Research Highlights

   1. Surface-Confined Disordered Hydrogen Bond System Enables Stability Breakthrough in All-Solid-State Polymer Lithium Batteries


The Advanced Energy Storage Battery Technology Research Team at Fuzhou University developed a surface-confined disordered hydrogen bond system. By chemically anchoring 2-acrylamide-2-methylpropanesulfonic acid (AMPS) molecules onto glass fiber surfaces, they constructed a multi-donor-site hydrogen bond network, achieving a triple synergistic effect: 1)Crystallization Suppression: AMPS disrupts the ordered arrangement of PEO chains, forming a loose amorphous structure (XRD shows a 23% reduction in crystallinity); 2)Weakened Coordination: Hydrogen bonds reduce the electron cloud density of ether oxygen groups, weakening the strong EO-Li⁺ coordination (7Li NMR reveals a 0.15 ppm upshift in chemical shift); 3)Anion Anchoring: Sulfonic acid groups of AMPS form stable hydrogen bonds with TFSI⁻, inhibiting anion migration (Raman spectroscopy shows 97.2% of TFSI⁻ remains immobilized).

The rationally designed all-solid-state lithium battery (ASSLB) exhibits exceptional long-term cycling stability, retaining 87.5% capacity after 400 cycles at 65°C and 1.0 C, surpassing most reported polymer-based ASSLBs. This work provides a new paradigm for solid-state battery design: 1)Safety: Eliminates liquid electrolyte leakage risks and suppresses lithium dendrite growth (SEM confirms dendrite-free lithium anodes post-cycling) 2)Energy Density: A pouch cell achieves 98% capacity retention after 200 cycles at 0.5 C, outperforming existing counterparts.

This breakthrough, titled "Surface-Confined Disordered Hydrogen Bonds Enable Efficient Lithium Transport in All-Solid-State PEO-Based Lithium Battery", was published in《Angewandte Chemie International Edition》



2. Strong Anion-Solvated Ionic Liquid Electrolyte Enables Stable High-Nickel Cathode in Lithium-Metal Batteries


To address the incompatibility between commercial carbonate electrolytes and high-energy lithium-metal batteries, Fuzhou University’s Advanced Battery Technology Team developed a dual-anion (FSI⁻ and TFSI⁻) reinforced ionic liquid electrolyte.
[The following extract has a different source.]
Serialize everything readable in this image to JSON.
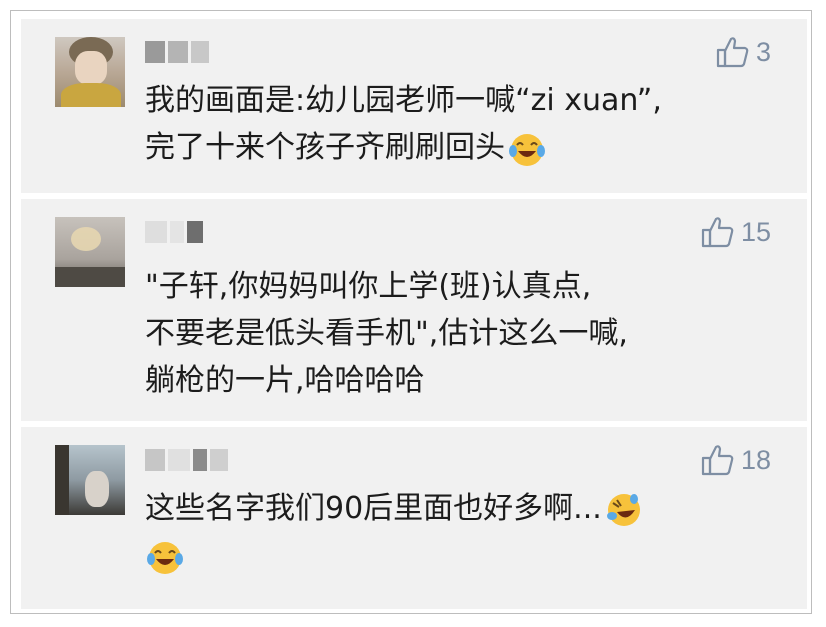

This electrolyte combines the high ionic conductivity of traditional organic electrolytes with the superior interfacial stability and non-flammability of ionic liquid-based electrolytes.

The Li/NCM811 battery using this electrolyte demonstrates: 1)High initial specific capacity (203.0 mAh/g at 0.1 C); 2) Outstanding capacity retention (81.6% after 500 cycles at 1.0 C); 3) Exceptional average Coulombic efficiency (99.9% after 500 cycles at 1.0 C). Moreover, an ampere-hour-level Li/NCM811 pouch cell achieves an energy density of 386.0 Wh/kg, confirming the electrolyte’s practicality. This study offers a foundational strategy for designing advanced ionic liquid electrolytes, paving the way for high-safety, high-energy-density lithium-metal batteries.

The work, titled "Anion-Reinforced Solvating Ionic Liquid Electrolytes Enabling Stable High-Nickel Cathode in Lithium-Metal Batteries", was published in the prestigious journal 《Advanced Materials》.